Architects: Carroquino Finner Arquitectos - Santiago Carroquino Larraz, Hans Finner
Location: c/ Antonio Leyva s/n, Zaragoza, Spain
Project year: 2005
Construction year: 2006-2007
Collaborators: Juan José Vera Villamayor /Jeronimo Moya/ Lara Gimenez Albero
Services: TRAGSA / Ingeniería Pilar Peco
Client: Ayuntamiento de Zaragoza, Suelo y Vivienda de Aragón
Contractor: UTE EASA-Ebrosa
Photographs: Jesus Granada, Roland Halbe
The kindergarden in the borough of Oliver in Zaragoza is the key project of our emerging Spanish-German architecture association. Resulting from a successful entry into a competition in 2005, it did not only mark the start-up of Carroquino/Finner Arquitectos but provided a secure guideline for three following kindergarden projects in Zaragoza.

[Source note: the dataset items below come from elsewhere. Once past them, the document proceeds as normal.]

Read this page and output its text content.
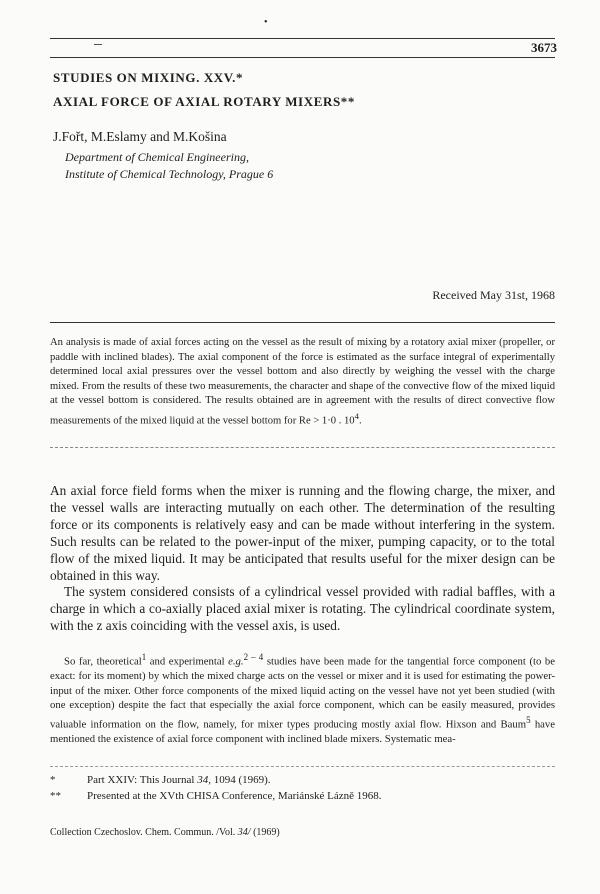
•
3673
STUDIES ON MIXING. XXV.*
AXIAL FORCE OF AXIAL ROTARY MIXERS**
J.Fořt, M.Eslamy and M.Košina
Department of Chemical Engineering,
Institute of Chemical Technology, Prague 6
Received May 31st, 1968
An analysis is made of axial forces acting on the vessel as the result of mixing by a rotatory axial mixer (propeller, or paddle with inclined blades). The axial component of the force is estimated as the surface integral of experimentally determined local axial pressures over the vessel bottom and also directly by weighing the vessel with the charge mixed. From the results of these two measurements, the character and shape of the convective flow of the mixed liquid at the vessel bottom is considered. The results obtained are in agreement with the results of direct convective flow measurements of the mixed liquid at the vessel bottom for Re > 1·0 . $10^4$.
An axial force field forms when the mixer is running and the flowing charge, the mixer, and the vessel walls are interacting mutually on each other. The determination of the resulting force or its components is relatively easy and can be made without interfering in the system. Such results can be related to the power-input of the mixer, pumping capacity, or to the total flow of the mixed liquid. It may be anticipated that results useful for the mixer design can be obtained in this way.
The system considered consists of a cylindrical vessel provided with radial baffles, with a charge in which a co-axially placed axial mixer is rotating. The cylindrical coordinate system, with the z axis coinciding with the vessel axis, is used.
So far, theoretical$^1$ and experimental e.g.$^{2 - 4}$ studies have been made for the tangential force component (to be exact: for its moment) by which the mixed charge acts on the vessel or mixer and it is used for estimating the power-input of the mixer. Other force components of the mixed liquid acting on the vessel have not yet been studied (with one exception) despite the fact that especially the axial force component, which can be easily measured, provides valuable information on the flow, namely, for mixer types producing mostly axial flow. Hixson and Baum$^5$ have mentioned the existence of axial force component with inclined blade mixers. Systematic mea-
*	Part XXIV: This Journal 34, 1094 (1969).
** Presented at the XVth CHISA Conference, Mariánské Lázně 1968.
Collection Czechoslov. Chem. Commun. /Vol. 34/ (1969)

The site is situated in a typical Spanish present-day urban expansion surrounded by uniformed eight storey high residential buildings. Our small scale intervention is dominated by a green sloping roof which relates to the topography of the adjacent park. In its contrast to the neighboring buildings it orientates itself by the dynamic of the direct surrounding.
The concept is built up on two focus points. On one hand, there is the crucial connections to the landscape which does not only give the building its character but also strengthens the area interactively. On the other hand, it concentrates on its function as a place for children and provides an individual approach for the different age groups and their special needs. Consequently a variety of volumes are combined underneath a multiple folded roof wherein spaces offer response to different usage. There are wide open areas used for festivities and fairs as well as bespoke low areas specifically for the toddlers.
The single storey volume is organized within a comb-shaped building layout. Therein four tracts are divided by grassy shaded playgrounds and connected by a service and storage space in the rear.
The kindergarden is an introverted building with only few openings in the external walls cladded with blackened artificial stone.